Despite the potential for reduced morbidity and mortality, aggressive intervention against mild to moderate hypercholesterolemia in patients with coronary heart disease (CHD) remains controversial and infrequently practiced. Eligible patients in the 2.5-year Lipoprotein and Coronary Atherosclerosis Study were men and women aged 35 to 75 years with angiographic CHD and mean low-density lipoprotein (LDL) cholesterol of 115 to 190 mg/dl despite diet. Patients (n = 429; 19% women) were randomized to fluvastatin 20 mg twice daily or placebo. One fourth of patients were also assigned open-label adjunctive cholestyramine up to 12 g/day because prerandomization LDL cholesterol remained > or = 160 mg/dl. The primary end point, assessed by quantitative coronary angiography, was within-patient per-lesion change in minimum lumen diameter (MLD) of qualifying lesions. Across 2.5 years, mean LDL cholesterol was reduced by 23.9% in all fluvastatin patients (+/- cholestyramine) (146 to 111 mg/dl) and by 22.5% in the fluvastatin only subgroup (137 to 106 mg/dl). Primary end point analysis (340 patients) showed significantly less lesion progression in all fluvastatin versus all placebo patients, deltaMLD -0.028 versus -0.100 mm (p <0.01), and for fluvastatin alone versus placebo alone, deltaMLD -0.024 versus -0.094 mm (p <0.02). A consistent angiographic benefit with treatment was seen whether baseline LDL cholesterol was above or below 160 or 130 mg/dl. Beneficial trends with treatment were also consistently seen in clinical event rates but were not statistically significant. Thus, lipid lowering by fluvastatin in patients with mildly to moderately elevated LDL cholesterol significantly slowed CHD progression.

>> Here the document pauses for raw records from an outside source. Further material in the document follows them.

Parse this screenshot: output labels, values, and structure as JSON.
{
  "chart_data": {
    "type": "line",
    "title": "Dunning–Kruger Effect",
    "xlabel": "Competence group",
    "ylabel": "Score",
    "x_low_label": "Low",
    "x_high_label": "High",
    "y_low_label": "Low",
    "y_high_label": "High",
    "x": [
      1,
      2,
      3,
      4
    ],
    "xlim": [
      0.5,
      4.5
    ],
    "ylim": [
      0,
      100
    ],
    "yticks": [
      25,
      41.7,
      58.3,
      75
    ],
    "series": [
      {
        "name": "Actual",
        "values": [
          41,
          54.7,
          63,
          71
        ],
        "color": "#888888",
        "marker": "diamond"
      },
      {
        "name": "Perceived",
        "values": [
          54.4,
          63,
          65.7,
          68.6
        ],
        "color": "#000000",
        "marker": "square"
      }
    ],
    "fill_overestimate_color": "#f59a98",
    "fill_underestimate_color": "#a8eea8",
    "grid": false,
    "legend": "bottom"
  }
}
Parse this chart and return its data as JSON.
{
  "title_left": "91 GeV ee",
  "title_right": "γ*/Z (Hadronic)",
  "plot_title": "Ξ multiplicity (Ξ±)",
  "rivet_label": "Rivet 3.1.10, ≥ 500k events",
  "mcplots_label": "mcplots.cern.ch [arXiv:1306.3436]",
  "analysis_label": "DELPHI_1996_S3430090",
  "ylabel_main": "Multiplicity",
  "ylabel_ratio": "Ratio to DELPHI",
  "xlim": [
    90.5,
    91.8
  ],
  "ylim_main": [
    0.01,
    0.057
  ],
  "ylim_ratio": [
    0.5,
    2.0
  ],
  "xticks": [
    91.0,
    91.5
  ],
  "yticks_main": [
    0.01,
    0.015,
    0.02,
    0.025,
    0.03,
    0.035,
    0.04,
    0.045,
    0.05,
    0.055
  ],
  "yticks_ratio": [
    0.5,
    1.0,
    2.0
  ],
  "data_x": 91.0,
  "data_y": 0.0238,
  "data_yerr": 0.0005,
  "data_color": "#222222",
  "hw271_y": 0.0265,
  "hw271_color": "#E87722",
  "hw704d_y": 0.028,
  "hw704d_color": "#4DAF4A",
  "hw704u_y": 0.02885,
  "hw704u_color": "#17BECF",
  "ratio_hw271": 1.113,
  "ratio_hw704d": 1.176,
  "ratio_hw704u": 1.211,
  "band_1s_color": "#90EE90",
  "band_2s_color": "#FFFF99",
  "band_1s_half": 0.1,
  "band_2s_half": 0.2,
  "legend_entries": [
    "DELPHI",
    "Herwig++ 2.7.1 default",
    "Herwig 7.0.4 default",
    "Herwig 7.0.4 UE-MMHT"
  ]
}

The lipoprotein and coronary atherosclerosis study (LCAS): Design, methods, and baseline data of a trial of fluvastatin in patients without severe hypercholesterolemia

Few direct clinical data are available regarding whether cholesterol-lowering therapy should be extended to patients with coronary heart disease (CHD) and normal or only slightly elevated plasma cholesterol concentrations. The one published angiographic trial designed to examine this question found no benefit. Additional prospective data will be provided by the Lipoprotein and Coronary Atherosclerosis Study (LCAS), a randomized, double-blind, placebo-controlled trial of fluvastatin therapy (20 mg twice daily) monitored by both quantitative coronary angiography (QCA) and, in a subset of patients, positron-emission tomography (PET). Eligible subjects in LCAS were men and women 35-75 years of age with low-density lipoprotein (LDL) cholesterol of 115-190 mg/dL on stable dietary therapy and with angiographic evidence by caliper measurement of at least one coronary atherosclerotic lesion causing 30-75% diameter stenosis. Among the 429 patients randomized (mean age 58.8, 81% male), mean baseline LDL cholesterol was only 145.6 mg/dL. Any patient with mean prerandomization LDL cholesterol of 160 mg/dL or higher also received open-label adjunctive cholestyramine. The primary endpoint is within-patient per-lesion change in minimum lumen diameter (MLD) as measured by QCA at baseline and 2.5-year follow-up. All evaluable lesions had MLD at least 0.8mm less than the reference lumen diameter at either baseline or follow-up and MLD at least 25% of the reference lumen diameter at baseline. Data obtained on myocardial perfusion changes (99 patients underwent initial PET), special lipid particles, and coagulation factors may help define which patients with CHD and relatively low LDL cholesterol will benefit from lipid-lowering treatment.